Le début des années 80 se traduit par davantage d’exercices ou déploiements en lien avec l’OTAN, comme des exercices DACT à Decimomannu. La mission interception à moyenne altitude prend davantage d’importance, mais le 1/13 continue à s’entraîner à l’air-sol, tirant son quota de bombes, roquettes et AS-30, à Cazaux ou à Solenzara.
Durant ces années, il y a des échanges fréquents, comme avec le JG 74 de Neuburg, donnant lieu à des très fructueux DACT. Des insignes d’escadrille de taille micro font leur apparition sur les dérives des Mirage.
En juin 1986, une petite révolution se produit au 1/13 : l’Artois reçoit les biplaces en provenance de Dijon. Ces derniers sont affectés à l’escadron, avec des nouvelles escadrilles, les SPA 155 et SPA 160. Les IIIE du 1/13 demeurent liés aux traditionnelles SPA 83 et SPA 100. C’est ainsi avec plus de 55 Mirage sur le sol de la BA 132 que la Treize peut célébrer ses 30 ans, en mai 1987.
Mais durant l’été, la dotation en Mirage IIIE est diminuée de 16 à 12 avions, car la charge de 27 avions est trop lourde pour l’escadron. Cette période voit d’ailleurs le début des « dernières »: derniers tirs de Sidewinder en février 90 à Cazaux.
Pour les 25 ans du IIIE à Colmar, le 1er avril 1990, on trouve au 1/13 les cinq premiers IIIE de série, miraculeusement épargnés par l’attrition.
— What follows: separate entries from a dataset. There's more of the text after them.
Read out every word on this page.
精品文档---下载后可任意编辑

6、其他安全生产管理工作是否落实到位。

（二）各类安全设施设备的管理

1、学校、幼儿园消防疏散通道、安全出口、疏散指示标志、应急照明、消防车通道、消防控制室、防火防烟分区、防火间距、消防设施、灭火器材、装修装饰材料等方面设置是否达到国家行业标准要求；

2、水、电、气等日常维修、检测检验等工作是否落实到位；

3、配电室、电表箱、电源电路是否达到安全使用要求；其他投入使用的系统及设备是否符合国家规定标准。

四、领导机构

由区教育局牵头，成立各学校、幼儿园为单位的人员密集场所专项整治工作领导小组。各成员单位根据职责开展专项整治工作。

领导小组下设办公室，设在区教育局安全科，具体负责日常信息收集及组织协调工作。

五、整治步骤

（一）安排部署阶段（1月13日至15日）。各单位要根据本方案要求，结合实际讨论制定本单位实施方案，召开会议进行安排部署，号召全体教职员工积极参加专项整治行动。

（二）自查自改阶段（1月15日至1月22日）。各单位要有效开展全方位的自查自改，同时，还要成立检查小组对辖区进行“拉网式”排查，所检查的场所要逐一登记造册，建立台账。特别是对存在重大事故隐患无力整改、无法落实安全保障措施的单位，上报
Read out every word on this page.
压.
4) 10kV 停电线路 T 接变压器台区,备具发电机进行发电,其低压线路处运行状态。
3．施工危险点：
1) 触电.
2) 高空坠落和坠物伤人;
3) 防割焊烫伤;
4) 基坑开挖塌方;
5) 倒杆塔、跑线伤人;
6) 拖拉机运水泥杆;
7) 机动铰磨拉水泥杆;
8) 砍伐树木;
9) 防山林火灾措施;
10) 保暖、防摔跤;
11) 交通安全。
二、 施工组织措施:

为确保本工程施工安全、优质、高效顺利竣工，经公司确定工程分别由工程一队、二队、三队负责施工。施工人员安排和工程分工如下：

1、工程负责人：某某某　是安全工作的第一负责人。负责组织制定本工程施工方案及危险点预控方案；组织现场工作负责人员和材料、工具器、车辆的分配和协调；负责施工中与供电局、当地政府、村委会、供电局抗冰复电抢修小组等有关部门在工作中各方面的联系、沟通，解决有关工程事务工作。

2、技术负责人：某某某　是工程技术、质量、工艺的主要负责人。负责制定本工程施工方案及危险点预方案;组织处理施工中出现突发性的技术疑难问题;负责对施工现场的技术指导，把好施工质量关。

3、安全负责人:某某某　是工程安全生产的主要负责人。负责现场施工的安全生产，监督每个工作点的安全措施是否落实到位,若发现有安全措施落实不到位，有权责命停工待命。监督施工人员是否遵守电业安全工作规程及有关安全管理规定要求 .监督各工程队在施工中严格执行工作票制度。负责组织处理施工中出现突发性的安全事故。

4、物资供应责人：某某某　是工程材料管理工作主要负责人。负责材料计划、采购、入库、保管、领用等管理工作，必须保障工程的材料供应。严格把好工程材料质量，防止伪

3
Dès 1991, on voit apparaître à Meyenheim davantage de IIIE construits après le n°465 : ils proviennent de Nancy et se caractérisent par des CME évoluées, dont un aérien est bien visible à l’avant de la dérive.
En 1992, les derniers mois du IIIE au 1/13 voient des pilotes partir en transformation sur F-1CT, et une déflation progressive du parc. Le dernier exercice DATEX a lieu les 7-8 avril, et la dernière coupe Comète du 1/13, disputée en mai à Cazaux : l’escadron s’y classe 6ème avec ses vénérables deltas désormais surclassés par les Mirage plus récents.
Enfin, le 26 juin 1992 un défilé de 4 avions marque le retrait officiel du IIIE à Colmar, deux Mirage demeurant sur place (le 403 et le 483), l’un restera exposé à l’entrée de la BA 132. Les deux escadrons de IIIE auront fortement marqué l’histoire aujourd’hui achevée de la base de Meyenheim.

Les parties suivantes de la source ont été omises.